Inside the Constitution Trail tunnel under Washington Street in Bloomington, young artist Eden Warner painted a giant letter “B” with lots of green trees.
It was the start of the word "Bloomington," Day 2 of a mural-painting project being completed by Eden and 11 other young artists. Eden is used to painting on canvas and drawing. So what's it like to paint on a giant concrete wall?
“It’s a lot different. Especially this wall. It’s got a lot of texture. There’s quite a few holes in it that we had to color in,” she said.
Eden is from Hudson. She starts high school next month.
“I enjoy doing my art in my own time. I was kind of iffy about this (project) because we had to sketch our own stuff before we got here. And I’m not used to just showing random people my art. It was a little iffy, but now I’m like, ‘Yeah, let’s do this.’”
And now she has what a lot of artists dream about—her art on permanent display for the world to see every day.
“It’s going to be great. This is a great idea. I like being a part of this,” she said.
The mural is the first big public project of the Illinois Art Station, a new program at Illinois State University that blends civic engagement and the visual arts.
The hope is that Eden and the other young artists walk away with a better understanding of what community really means, said Isra El-Bashir, director of the Illinois Art Station.
“We want them to walk away empowered that they have a role in the community, that they have the privilege to put that creatively on a mural. We want them to feel empowered to have a voice,” she said.
Another young artist finding her voice was Isha Gollapudi from Bloomington.
Isha usually likes to do oil painting, acrylics, and pencil sketches. Last Thursday morning, she gripped a cup of brown paint and worked on the letter “M” in Bloomington. It has buildings in a city scene.
“Everybody will see everybody’s work, which is very cool,” she said.
The mural project is a joint endeavor with the City of Bloomington’s Citizens’ Beautification Committee, with the goal of empowering youth in McLean County through public art.
Katie Barko, a second-year graduate student at ISU in art education, has been working on the mural project for two years. Then, finally, paint went on the wall last week.
“It was kind of like an ah-ha moment. We talk a lot about that in art education, with students turning their own lightbulbs on. Yesterday was one of those moments. They came up with their sketches—that was the first step—then transferred it (onto the wall) using a grid system, and then all of a sudden, they were ready to put paint on the wall. I’ve got chills right now talking about it, because it was really inspiring to see them have this experience,” Barko said.
Barko said organizers kicked around the idea of just hiring a professional artist to do the project.
“I thought involving children would be a little bit more influential,” she said. “I would really like to see students more involved in community projects, more than just going to school. This is a good way to expose them to being involved in their community and that they are a big part of their community.”

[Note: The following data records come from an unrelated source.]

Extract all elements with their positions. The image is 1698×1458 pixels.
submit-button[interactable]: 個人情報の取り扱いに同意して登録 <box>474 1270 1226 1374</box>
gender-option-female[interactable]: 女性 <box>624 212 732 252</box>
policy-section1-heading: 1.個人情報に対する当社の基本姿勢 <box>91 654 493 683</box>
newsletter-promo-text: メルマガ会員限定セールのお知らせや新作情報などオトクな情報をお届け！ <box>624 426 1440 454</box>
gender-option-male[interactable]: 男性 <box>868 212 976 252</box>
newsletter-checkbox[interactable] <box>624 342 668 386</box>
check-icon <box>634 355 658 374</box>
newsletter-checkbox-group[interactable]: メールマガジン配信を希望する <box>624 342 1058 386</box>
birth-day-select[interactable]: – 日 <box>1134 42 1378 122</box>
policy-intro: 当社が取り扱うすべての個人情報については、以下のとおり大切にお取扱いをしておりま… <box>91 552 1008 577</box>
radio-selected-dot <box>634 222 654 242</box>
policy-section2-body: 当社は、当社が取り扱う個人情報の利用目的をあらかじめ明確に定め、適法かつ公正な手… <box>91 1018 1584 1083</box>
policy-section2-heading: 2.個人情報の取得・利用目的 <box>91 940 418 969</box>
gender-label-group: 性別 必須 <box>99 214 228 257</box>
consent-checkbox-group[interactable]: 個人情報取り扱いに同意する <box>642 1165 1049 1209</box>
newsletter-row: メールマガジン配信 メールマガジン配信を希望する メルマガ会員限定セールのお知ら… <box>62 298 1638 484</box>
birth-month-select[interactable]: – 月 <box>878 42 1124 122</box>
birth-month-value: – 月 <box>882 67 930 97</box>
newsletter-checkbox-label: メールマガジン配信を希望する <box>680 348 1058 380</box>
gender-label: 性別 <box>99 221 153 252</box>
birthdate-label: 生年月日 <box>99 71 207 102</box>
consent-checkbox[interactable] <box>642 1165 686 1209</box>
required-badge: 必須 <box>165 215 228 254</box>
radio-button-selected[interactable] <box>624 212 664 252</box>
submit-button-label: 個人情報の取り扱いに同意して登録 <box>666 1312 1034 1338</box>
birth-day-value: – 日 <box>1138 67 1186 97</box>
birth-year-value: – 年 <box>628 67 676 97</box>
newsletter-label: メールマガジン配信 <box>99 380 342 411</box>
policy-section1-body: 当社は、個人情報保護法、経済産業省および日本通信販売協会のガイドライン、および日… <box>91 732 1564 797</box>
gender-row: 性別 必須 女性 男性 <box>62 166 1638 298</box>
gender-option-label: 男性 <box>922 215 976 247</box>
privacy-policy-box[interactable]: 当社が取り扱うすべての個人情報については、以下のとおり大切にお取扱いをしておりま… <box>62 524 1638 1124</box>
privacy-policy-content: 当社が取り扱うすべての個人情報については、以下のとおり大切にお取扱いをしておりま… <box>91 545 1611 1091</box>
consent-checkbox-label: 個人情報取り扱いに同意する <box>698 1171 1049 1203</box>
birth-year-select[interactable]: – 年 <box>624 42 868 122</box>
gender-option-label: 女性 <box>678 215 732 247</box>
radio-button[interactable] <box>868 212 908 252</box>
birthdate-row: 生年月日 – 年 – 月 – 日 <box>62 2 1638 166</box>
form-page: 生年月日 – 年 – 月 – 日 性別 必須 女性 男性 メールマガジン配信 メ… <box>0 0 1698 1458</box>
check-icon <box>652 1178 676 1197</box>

Those young artists are still getting guidance from the professionals, including teaching artist Jeremy Langston.
“What you see is 100 percent the collaborative effort between the students and the artist. The artist basically gave them the freedom to create what they wanted. He asked them to simply think about what community means to them and what are the symbols that come to mind with the words they chose,” said El-Bashir.
There's a lot of ways for artists to comment on their community. A bunch of paintings inside an art gallery, for example. But a mural is special.
“When we think about incubating a space or revitalizing a city, you think of public art or sculptures or murals. And so this is where we felt that would be the best, most visually powerful piece we could put up to show the work of our students and the potential of working with (Illinois Art Station) as an organization. Murals can beautify a space and it’s a piece that everyone can experience,” El-Bashir said.
The dozen young artists come from diverse backgrounds and skill levels. That includes a couple students from ISU's Autism Place.
“Having access to things that all children in the community are involved in is great for anyone,” said Karla Doepke, a professor in ISU’s Department of Psychology and director of the Autism Place. “They love the art and the interaction. It’s a great opportunity to have another chance to show their skills.”
The big reveal of the youth mural project was held Saturday. You can go and check out the mural for yourself. It's located in the Washington Street bridge tunnel near Atwood-Wayside Herb Garden in Bloomington. That's right near Green Top Grocery.